Unable to go back to Chile to be by his side, Isabel began to write a letter that ended up becoming an unprecedented literary success for this Latin American woman: The House of the Spirits. In 1993, Bille August brought this piece of work to the big screen and it was highly successful.
After the success of her first novel, Isabel Allende wrote two more books that, once again, became an absolute success: Of Love and Shadows and Eva Luna. Later, shortly after the publication of her third novel, Isabel decided to leave her job at the school and dedicate herself entirely to writing.
After divorcing her first husband, Isabel married American lawyer William Gordon and moved to the United States. She lives there since the year 1988.
The death of her daughter Paula and her awakening
In 1992, her daughter Paula died tragically at the age of 28 in a hospital in Madrid. This greatly affected Isabel, to the point where she entered a state of deep sadness and despair that she couldn’t seem to get out of. During this long and painful period, Isabel wrote Paula, a tribute to her beloved daughter. It became another great hit due to how many other women related to it.
Paula, just like The House of the Spirits, began as a letter, a declaration of love and, at the same time, a way for her to learn to accept her daughter’s death. She began writing while tending to her daughter at the hospital. Paula isn’t just a letter to her daughter, but an autobiographical narrative through which Allende tells the story of her family.
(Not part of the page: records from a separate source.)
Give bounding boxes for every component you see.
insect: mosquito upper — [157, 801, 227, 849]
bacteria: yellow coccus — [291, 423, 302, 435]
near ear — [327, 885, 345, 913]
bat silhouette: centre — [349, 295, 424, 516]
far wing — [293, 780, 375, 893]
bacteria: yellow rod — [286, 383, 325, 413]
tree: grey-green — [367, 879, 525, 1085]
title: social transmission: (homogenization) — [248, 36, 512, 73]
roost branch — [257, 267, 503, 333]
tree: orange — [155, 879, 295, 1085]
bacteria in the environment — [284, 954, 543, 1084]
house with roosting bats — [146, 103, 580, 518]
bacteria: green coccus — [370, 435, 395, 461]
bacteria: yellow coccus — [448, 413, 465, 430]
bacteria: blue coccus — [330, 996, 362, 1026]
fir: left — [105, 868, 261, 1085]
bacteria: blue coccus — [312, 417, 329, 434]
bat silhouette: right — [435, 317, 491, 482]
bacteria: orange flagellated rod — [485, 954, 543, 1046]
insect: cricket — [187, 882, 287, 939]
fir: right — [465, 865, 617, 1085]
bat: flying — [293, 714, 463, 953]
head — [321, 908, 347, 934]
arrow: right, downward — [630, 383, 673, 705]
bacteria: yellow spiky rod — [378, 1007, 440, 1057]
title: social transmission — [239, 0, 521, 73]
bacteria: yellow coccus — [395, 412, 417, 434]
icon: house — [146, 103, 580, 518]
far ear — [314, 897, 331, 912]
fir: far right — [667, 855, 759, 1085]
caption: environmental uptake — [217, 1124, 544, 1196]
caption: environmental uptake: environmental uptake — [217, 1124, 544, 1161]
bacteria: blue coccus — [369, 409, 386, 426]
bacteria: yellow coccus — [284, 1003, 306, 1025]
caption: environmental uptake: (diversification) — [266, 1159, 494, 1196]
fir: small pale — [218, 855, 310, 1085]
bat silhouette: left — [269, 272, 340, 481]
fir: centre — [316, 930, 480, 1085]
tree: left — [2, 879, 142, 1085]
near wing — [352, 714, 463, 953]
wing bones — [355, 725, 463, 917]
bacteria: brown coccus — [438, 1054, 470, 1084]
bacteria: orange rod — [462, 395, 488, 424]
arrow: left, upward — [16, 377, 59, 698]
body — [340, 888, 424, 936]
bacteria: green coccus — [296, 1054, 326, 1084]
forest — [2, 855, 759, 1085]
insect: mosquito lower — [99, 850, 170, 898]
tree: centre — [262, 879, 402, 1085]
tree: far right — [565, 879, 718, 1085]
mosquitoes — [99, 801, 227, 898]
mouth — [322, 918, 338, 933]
“There is no death, daughter. People die only when we forget them,’ my mother explained shortly before she left me. ‘If you can remember me, I will be with you always.”
-Isabel Allende, Paula–
Allende let everything out in this novel. The narrative follows the context of the situation of her country, her family dramas, family trips, among other things. On many occasions, she’s commented on the healing power of writing and that it has helped her face the things she has experienced. Through Paula, we perceive how Allende herself accepts the circumstances and the death of her daughter. You can say that, in some way, writing Paula was a therapeutic exercise and a reality check.
With the money raised from Paula‘s sales, she created the Isabel Allende Foundation as a tribute to her daughter. Four years later, Isabel wrote Aphrodite while she was in the process of overcoming her depression. This book is all about celebrating life: feeling lively and enjoying the senses. Many see Aphrodite as a ‘life song’ where the main tunes revolve around gratitude and sensuality
The amazing reflection of femininity
All of Isabel Allende’s work reminds us of Dante’s beloved muse, Beatrice (Bice), who consolidated the incredibly idealized “screen lady.” She was a lady who, by the mere fact of existing, made her beloved better. She referred to those women who served as a reflection of those who loved them. The so-called “great other” through whom one connects with one’s own divine nature. The source behind the mirror where creativity, inspiration, and the best aspects of oneself emanate, elevate, and go beyond human potential. Dante saw his Beatrice as the “screen lady.”
In both a personal and professional way, Isabel Allende has been able to transmute that traditional archetype of “screen ladies” that we learned from Dante. Instead, with her literary work, she created a new mirror that reflects women who selflessly end up falling in love with themselves.
Throughout Isabel Allende’s work, we find a myriad of women protagonists. For example, in The City of Beasts, although a woman isn’t the main character, she does play a fundamental role in it. To this we must add that the woman in The City of Beasts is elderly and nothing ever stops her despite that.
Another significant feature of the Chilean writer is her reflection on Latin America. Their customs, traditions, existing duality, and indigenous tribes always inspired her. Isabel Allende appreciates the beauty of the world and the charming aspect of every society.
“Write what should not be forgotten.”